Question: Is FollowupSBP different between Treatment A and B?

Instructions:
1. Put group ranges in two columns (A and B).
2. Use:
- =T.TEST(rangeA, rangeB, 2, 3)
- 2 = two-tailed, 3 = unequal variances (Welch)
3. Decision rule:
- If p < 0.05, reject equal-means null hypothesis.

Exercise E4 (optional): p-value for Categorical Association

Question: Is 30-day readmission associated with TreatmentGroup?

Instructions:
1. Build a 2x2 observed table (TreatmentGroup x Readmission30d) using COUNTIFS or PivotTable.
2. Build expected counts table.
3. Use CHISQ.TEST(observed_range, expected_range).
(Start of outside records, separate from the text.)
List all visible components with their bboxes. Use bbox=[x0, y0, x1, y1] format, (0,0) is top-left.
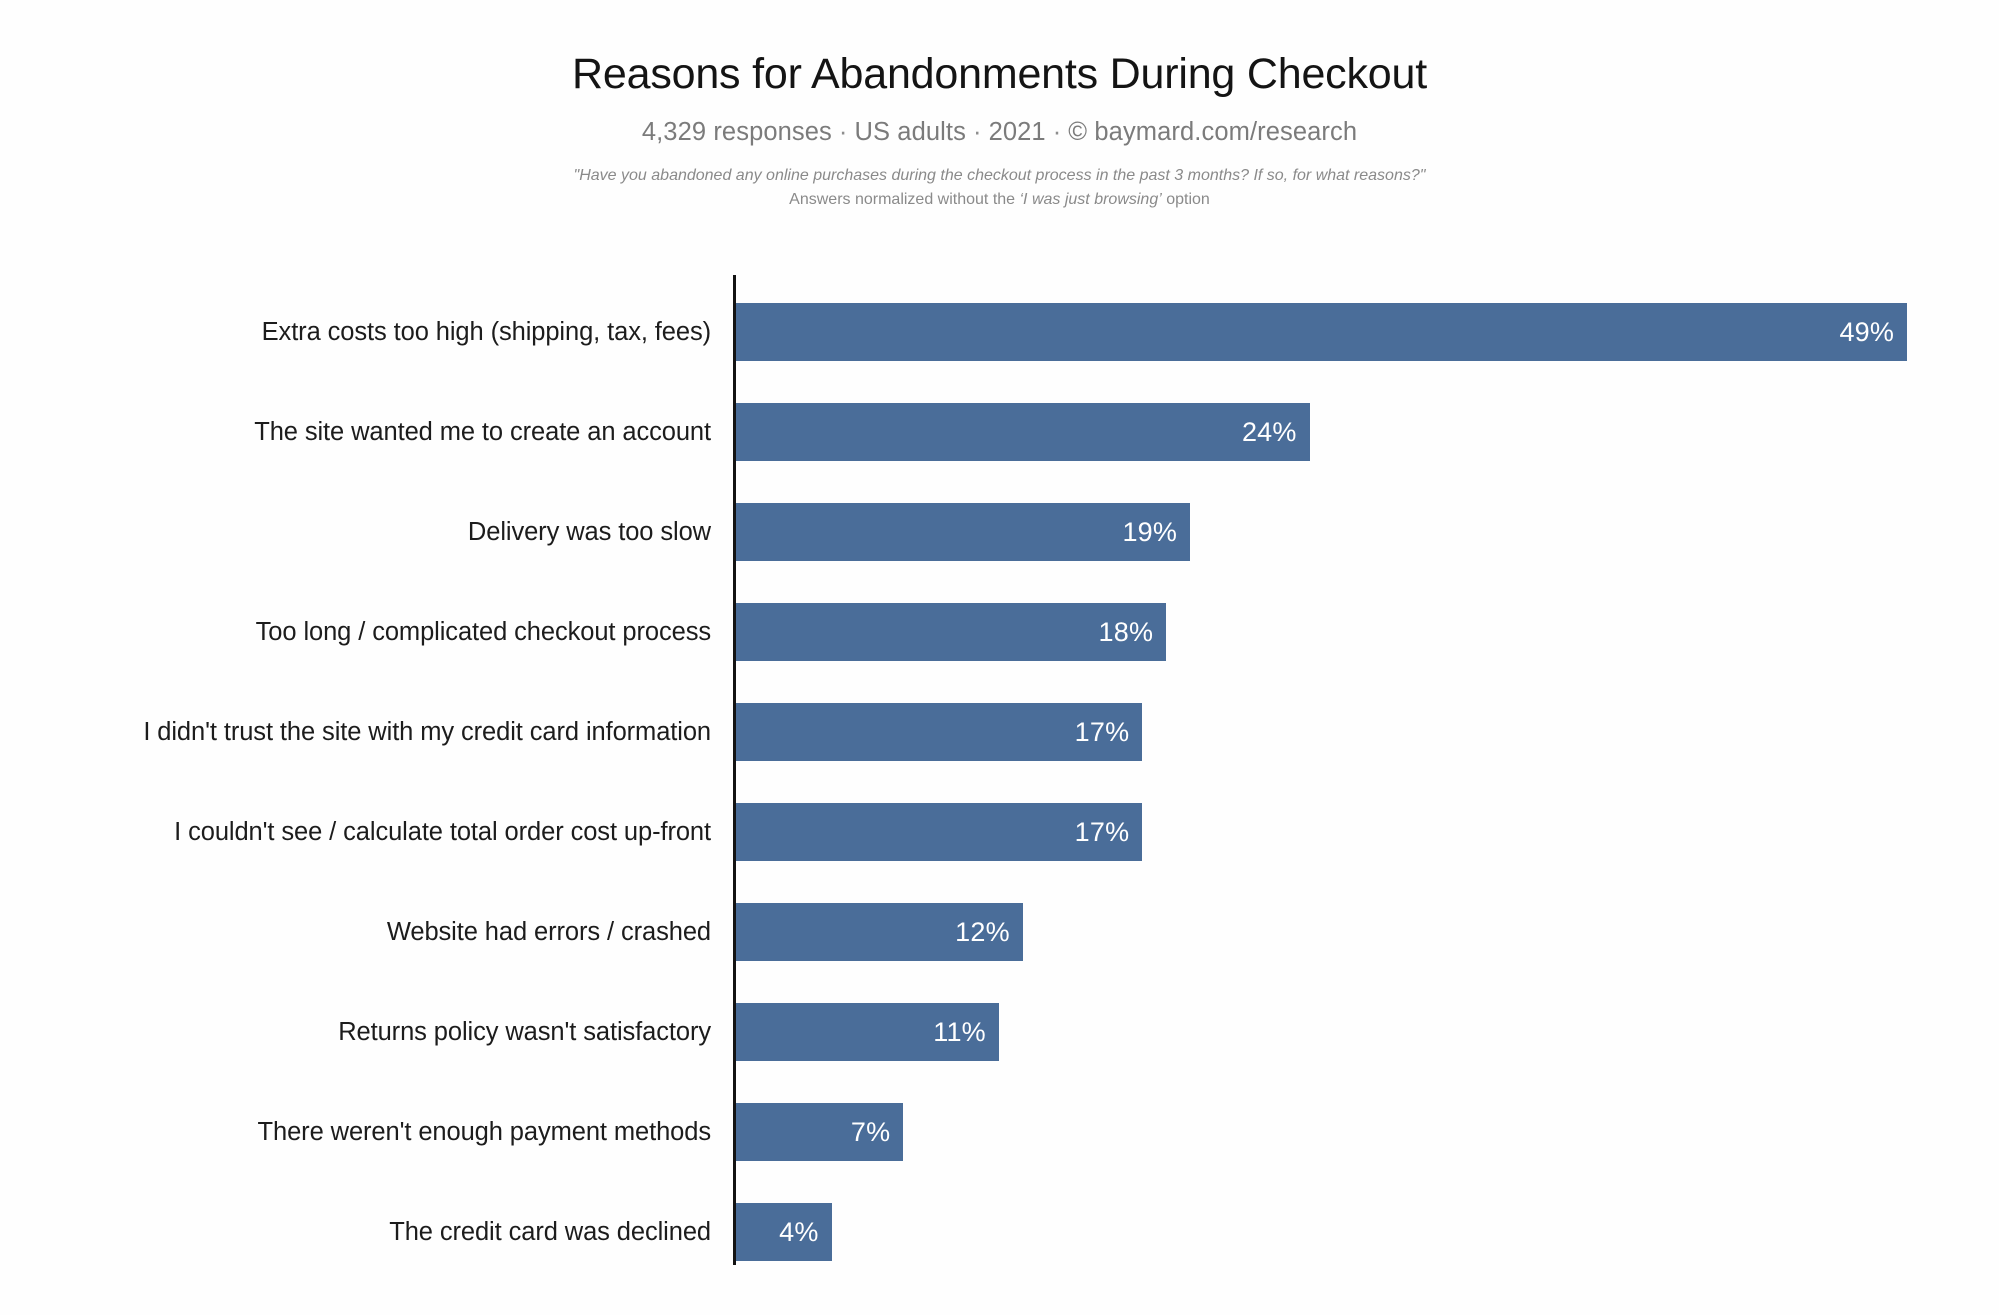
bar-row: There weren't enough payment methods 7% bbox=[0, 1103, 1999, 1161]
bar-value-label: 49% bbox=[1839, 317, 1895, 347]
bar-value-label: 4% bbox=[779, 1217, 819, 1247]
bar-row: Delivery was too slow 19% bbox=[0, 503, 1999, 561]
bar: 17% bbox=[736, 703, 1143, 761]
plot-area: Extra costs too high (shipping, tax, fee… bbox=[0, 0, 1999, 1315]
bar-value-label: 17% bbox=[1074, 717, 1130, 747]
bar-category-label: I couldn't see / calculate total order c… bbox=[174, 818, 711, 846]
bar-value-label: 17% bbox=[1074, 817, 1130, 847]
bar-category-label: Delivery was too slow bbox=[467, 518, 711, 546]
bar-value-label: 7% bbox=[850, 1117, 891, 1147]
bar-category-label: The credit card was declined bbox=[389, 1218, 711, 1246]
bar: 24% bbox=[736, 403, 1310, 461]
bar-value-label: 12% bbox=[955, 917, 1010, 947]
bar-category-label: Website had errors / crashed bbox=[386, 918, 711, 946]
bar: 11% bbox=[736, 1003, 999, 1061]
bar-row: I couldn't see / calculate total order c… bbox=[0, 803, 1999, 861]
bar-row: Returns policy wasn't satisfactory 11% bbox=[0, 1003, 1999, 1061]
bar-row: Too long / complicated checkout process 1… bbox=[0, 603, 1999, 661]
bar-category-label: Extra costs too high (shipping, tax, fee… bbox=[261, 318, 711, 346]
bar-category-label: Returns policy wasn't satisfactory bbox=[338, 1018, 711, 1046]
bar: 19% bbox=[736, 503, 1191, 561]
bar-value-label: 19% bbox=[1122, 517, 1178, 547]
bar: 17% bbox=[736, 803, 1143, 861]
bar: 7% bbox=[736, 1103, 904, 1161]
bar-value-label: 11% bbox=[933, 1017, 986, 1047]
bar: 4% bbox=[736, 1203, 832, 1261]
bar-row: Extra costs too high (shipping, tax, fee… bbox=[0, 303, 1999, 361]
bar-category-label: There weren't enough payment methods bbox=[257, 1118, 712, 1146]
bar-value-label: 24% bbox=[1241, 417, 1297, 447]
bar-row: The site wanted me to create an account 2… bbox=[0, 403, 1999, 461]
bar-row: The credit card was declined 4% bbox=[0, 1203, 1999, 1261]
bar-row: I didn't trust the site with my credit c… bbox=[0, 703, 1999, 761]
bar-value-label: 18% bbox=[1098, 617, 1154, 647]
bar-category-label: The site wanted me to create an account bbox=[254, 418, 711, 446]
bar: 18% bbox=[736, 603, 1167, 661]
bar: 49% bbox=[736, 303, 1908, 361]
bar: 12% bbox=[736, 903, 1023, 961]
bar-row: Website had errors / crashed 12% bbox=[0, 903, 1999, 961]
chart-figure: Reasons for Abandonments During Checkout… bbox=[0, 0, 1999, 1315]
bar-category-label: I didn't trust the site with my credit c… bbox=[143, 718, 711, 746]
bar-category-label: Too long / complicated checkout process bbox=[255, 618, 711, 646]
Part F: Short Interpretation

Exercise F1: Mini report paragraph

Question: Write 5-8 sentences summarizing findings.

Instructions:
Include:
1. One descriptive-statistics insight
2. One segmentation/PivotTable insight
3. One CI statement
4. One p-value statement
5. One practical implication for healthcare decision-making

Verification Checklist

[ ] Cleaned dataset loaded in Excel
[ ] Descriptive statistics table completed
[ ] At least 2 segmented summary tables completed
[ ] At least 3 PivotTables completed (including one grouped by month/quarter)
[ ] At least one Pivot filter (or slicer) used
[ ] Optional calculated field tested (SBP_Improvement)
[ ] 95% CI computed correctly (overall and by treatment)
[ ] p-value test completed and interpreted correctly
[ ] Mini report paragraph completed

Common Errors and Fixes

Numbers treated as text
Fix with data type conversion in Power Query or VALUE() in Excel.
Date not recognized
Check locale and source format; re-parse date column.
T.TEST returns error
Ensure both ranges are numeric and contain no text blanks.
CHISQ.TEST error
Observed and expected ranges must have same shape and non-zero expected counts.

Conclusion

You practiced the full Week 5 EDA workflow on medical data:

Load and clean
Descriptive and segmented summaries
PivotTables
Confidence intervals and p-values

These outputs feed directly into Group Progress Report 3 and prepare you for later visualization and statistical-analysis weeks.